As the creature took to the water, she turned back to see the owl studying her. Astheymade eye contact, it hooted at her, flapped over to the rocky protrusion on the other creature's back, and hooted again. Then it flew to her and then back to the departing creature.

She watched the odd displayat first, buton the third repetition of the action, she chirped her confusion and tilted her head.

The owlscreeched in reply. Then it flew into to air and backtowardthe trees.

She would have watched the owl leave, but the slow progress of the other creature, which seemed to somehow have something to do with her, had captured her attention.Distracted, she became easy prey. Talons wrapped around her belly and soft wings touched her face.She didn't react fast enough to do much more than let out a confused and fearful chirp.

The next thing she knew, the owl deposited her on the stone-like back of the sea goer. Water splashed at her paws and a light spray stung her eyes with its saltiness. She turned back in time to see the owl hovering above the shore. It hooted a higher note than before, filling her with courage. Then, as mysteriously as it had come into her life, it vanished into the dying night.

The odd sea goer didn't make many sounds as they made their way to the distant shore. Onceinthe water, its movements became smoother than they'd been on land, so much so that she could sit or stand on its back and not get wet or lose her balance.

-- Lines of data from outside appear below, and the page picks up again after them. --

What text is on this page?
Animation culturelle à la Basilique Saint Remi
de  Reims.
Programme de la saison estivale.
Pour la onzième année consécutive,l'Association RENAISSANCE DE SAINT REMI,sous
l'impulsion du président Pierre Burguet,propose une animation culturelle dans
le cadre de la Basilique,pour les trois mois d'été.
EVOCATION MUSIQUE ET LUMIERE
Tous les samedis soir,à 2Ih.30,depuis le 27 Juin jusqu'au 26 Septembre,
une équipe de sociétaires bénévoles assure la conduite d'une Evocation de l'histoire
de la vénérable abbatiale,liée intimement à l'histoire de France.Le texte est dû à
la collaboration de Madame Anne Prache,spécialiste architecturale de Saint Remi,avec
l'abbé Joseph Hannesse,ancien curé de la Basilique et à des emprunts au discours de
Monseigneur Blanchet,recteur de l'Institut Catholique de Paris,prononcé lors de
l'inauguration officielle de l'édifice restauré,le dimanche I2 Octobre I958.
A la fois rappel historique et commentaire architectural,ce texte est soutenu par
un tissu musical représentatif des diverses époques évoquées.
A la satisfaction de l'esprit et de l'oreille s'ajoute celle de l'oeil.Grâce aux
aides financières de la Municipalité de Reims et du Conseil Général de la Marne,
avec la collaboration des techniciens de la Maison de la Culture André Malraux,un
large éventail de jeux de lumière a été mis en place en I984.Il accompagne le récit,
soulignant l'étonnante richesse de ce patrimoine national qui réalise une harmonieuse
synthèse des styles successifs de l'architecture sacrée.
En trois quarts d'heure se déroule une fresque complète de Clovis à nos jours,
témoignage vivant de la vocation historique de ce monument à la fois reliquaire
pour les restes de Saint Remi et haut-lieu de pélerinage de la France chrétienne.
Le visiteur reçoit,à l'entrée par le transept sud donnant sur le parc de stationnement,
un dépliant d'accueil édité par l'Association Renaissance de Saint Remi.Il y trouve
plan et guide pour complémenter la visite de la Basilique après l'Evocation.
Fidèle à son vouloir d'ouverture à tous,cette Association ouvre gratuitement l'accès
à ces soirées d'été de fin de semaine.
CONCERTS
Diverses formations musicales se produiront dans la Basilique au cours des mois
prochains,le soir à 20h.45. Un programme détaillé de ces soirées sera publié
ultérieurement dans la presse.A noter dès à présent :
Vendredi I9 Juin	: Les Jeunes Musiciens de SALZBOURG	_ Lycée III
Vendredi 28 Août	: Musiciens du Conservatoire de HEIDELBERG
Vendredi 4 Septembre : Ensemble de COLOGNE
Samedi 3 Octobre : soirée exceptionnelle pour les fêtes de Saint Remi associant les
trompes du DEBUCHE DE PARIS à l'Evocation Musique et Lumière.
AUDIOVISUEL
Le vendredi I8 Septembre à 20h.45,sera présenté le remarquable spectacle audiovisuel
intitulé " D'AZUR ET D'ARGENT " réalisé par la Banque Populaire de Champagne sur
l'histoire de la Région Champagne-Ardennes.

She did, however, have a terrible dousing whentheyreached the other shore. Though the sea goer did its best, the waves flung her from its back.

Despite the drenching, she recalled her manners enough to offer three chirps to express her gratitude. Before she'd properly finished her final chirp, she flipped about and began busily licking the water from her drenched coat.

The sky had lightened significantly by the time she finished washing. She debated what to do and where to go. The forest of her birth lay beyond the waves and beyond her ability to return to, at least not on her own.

Her exhaustion returned tenfold, yet she did not stop to rest. She needed a safe secluded place for that.

An unfamiliar screech pierced the air, sending her pointed ears back in dismay. Her own recent past had her moving toward the sound before she thought things through. The sound, while it reminded her of her own recent struggles, had been loud and deep enough to come from a larger creature.

She reached a clearing at the top of a hill and stared at the unfamiliar sight of tall smooth rocks that soared into the air. Ivy clung to their sides, making for an easy climb, if she needed to escape an enemy on the ground.

The sun crested the horizon behind her, illuminating the area with the day’s first light. Ahead of her, she spotted a creature unlike any she had seen before. It stood on two legs and loomed over the tallest of the bushes that lined the clearing.

As the light illuminated the area, the creature turned and looked directly at her. Their eyes met, and the other cried out. The sound, so joyous, put her back on her feet, despite her exhaustion. This one. This one she trusted above all others. This one would chase the shadows away.

The other spread its other limbs wide in an embrace. Fearless, she ran into the waiting arms, home at last.